Çocuğunuzla toplantı yapıp karar alın
Çocuğa ödev yapma sorumluluğu kazandırmak için bağın yanı sıra disiplinin de ehemmiyetine değinen Psk. Dan. Salantur, kelamlarını şöyle sürdürüyor: “Çocuğumuzla bu hususta bir ortak karar toplantısı yapmak ve sonların konduğu bu evrede çocuğumuzun kararlarını da göz önünde bulundurmak olumlu disiplin prosedürleri ortasında yer almaktadır. “Ödevlerini bizlerin sana “Hadi!” demesine gerek kalmadan yapman için neye gereksinimin var? Ödev öncesi bizimle ortaklaşa yapmak istediğin bir aktiflik var mı? Hangi dersin ödevinden başlamak senin içsel motivasyonunun artmasına yardım eder?” üzere sorularla soru ile ödev yapılma aksiyonuna ait somut ve uygulanabilir kararlar vermelisiniz. Akabinde da “Bu karar senin için uygun mu? Değiştirmek istediğin bir kısım var mı?” diye sormak ve şad olmadığını hissettiğimiz durumda da kararı tekrar gözden geçirmek tesirli sonuçlara ulaşmanızı sağlayabilir.”

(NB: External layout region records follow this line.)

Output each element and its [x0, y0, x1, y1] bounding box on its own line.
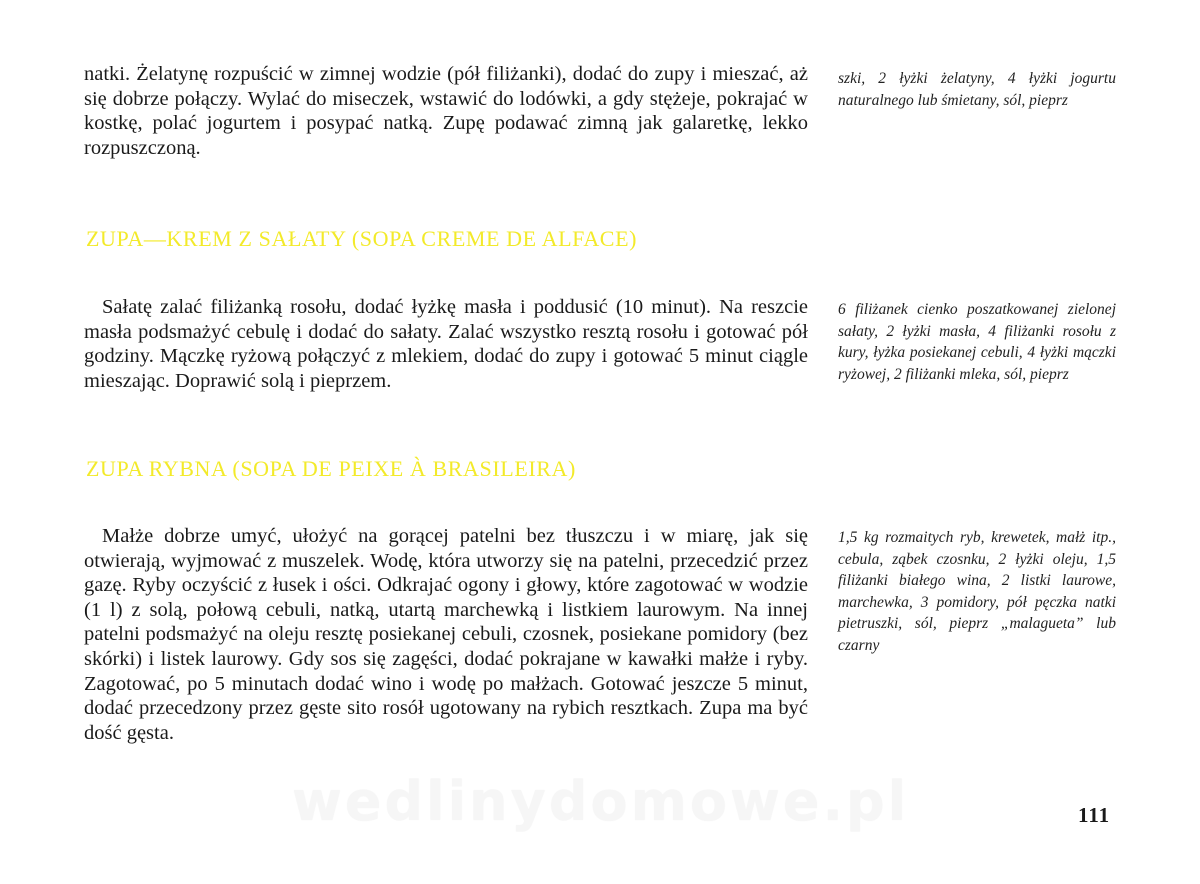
intro-ingredients: szki, 2 łyżki żelatyny, 4 łyżki jogurtu naturalnego lub śmietany, sól, pieprz	[838, 70, 1116, 109]
watermark: wedlinydomowe.pl	[292, 770, 910, 833]
fish-soup-ingredients: 1,5 kg rozmaitych ryb, krewetek, małż itp., cebula, ząbek czosnku, 2 łyżki oleju, 1,5 filiżanki białego wina, 2 listki laurowe, marchewka, 3 pomidory, pół pęczka natki pietruszki, sól, pieprz „malagueta” lub czarny	[838, 529, 1116, 654]
lettuce-soup-ingredients: 6 filiżanek cienko poszatkowanej zielonej sałaty, 2 łyżki masła, 4 filiżanki rosołu z kury, łyżka posiekanej cebuli, 4 łyżki mączki ryżowej, 2 filiżanki mleka, sól, pieprz	[838, 301, 1116, 383]
heading-fish-soup: ZUPA RYBNA (SOPA DE PEIXE À BRASILEIRA)	[86, 456, 576, 481]
lettuce-soup-instructions: Sałatę zalać filiżanką rosołu, dodać łyżkę masła i poddusić (10 minut). Na reszcie masła podsmażyć cebulę i dodać do sałaty. Zalać wszystko resztą rosołu i gotować pół godziny. Mączkę ryżową połączyć z mlekiem, dodać do zupy i gotować 5 minut ciągle mieszając. Doprawić solą i pieprzem.	[84, 296, 808, 392]
page-number: 111	[1078, 803, 1111, 827]
fish-soup-instructions: Małże dobrze umyć, ułożyć na gorącej patelni bez tłuszczu i w miarę, jak się otwierają, wyjmować z muszelek. Wodę, która utworzy się na patelni, przecedzić przez gazę. Ryby oczyścić z łusek i ości. Odkrajać ogony i głowy, które zagotować w wodzie (1 l) z solą, połową cebuli, natką, utartą marchewką i listkiem laurowym. Na innej patelni podsmażyć na oleju resztę posiekanej cebuli, czosnek, posiekane pomidory (bez skórki) i listek laurowy. Gdy sos się zagęści, dodać pokrajane w kawałki małże i ryby. Zagotować, po 5 minutach dodać wino i wodę po małżach. Gotować jeszcze 5 minut, dodać przecedzony przez gęste sito rosół ugotowany na rybich resztkach. Zupa ma być dość gęsta.	[84, 525, 808, 744]
intro-paragraph: natki. Żelatynę rozpuścić w zimnej wodzie (pół filiżanki), dodać do zupy i mieszać, aż się dobrze połączy. Wylać do miseczek, wstawić do lodówki, a gdy stężeje, pokrajać w kostkę, polać jogurtem i posypać natką. Zupę podawać zimną jak galaretkę, lekko rozpuszczoną.	[84, 63, 808, 159]
heading-lettuce-soup: ZUPA—KREM Z SAŁATY (SOPA CREME DE ALFACE)	[86, 226, 638, 251]
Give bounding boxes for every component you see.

Ebeveyn olmak, çocukluğumuzun devamı demek
Ebeveynlerimizle ödev bahisli ilişkimizdeki emsal örüntüleri kendi çocuğumuzla olan bağlantımızda de birebir gözlemliyor olmamızın bir tesadüf olmadığını söyleyen Psk. Dan. Sıla Salantur, “Ebeveyn olmak, çocukluğumuzun devamı. Bir de çocukluğumuzda edindiğimiz inançlarımız var. Bunların bir kısmı olumluyken bir kısmı da olumsuz olabiliyor. “Ben değersizim, yetersizim” gibi… Pekala, çocuğumuzun ödev yapmaması benim kendimle ilgili hangi inancımı besliyor ve bundan ötürü büyük bir rahatsızlık duyuyor olabilirim? Bana benim yetersiz olduğumu söylüyor olabilir mi? Çocuğumun ödevinden duyduğum rahatsızlık sanki benim kendi geçmişimle ilgili olabilir mi? Ebeveyn olmak, kendimizle olan temasımızı arttırmak ismine pek çok perde aralıyor temelinde. Bize düşense perdenin gerisinde olup biteni fark etmek ve dönüştürmek” diyor.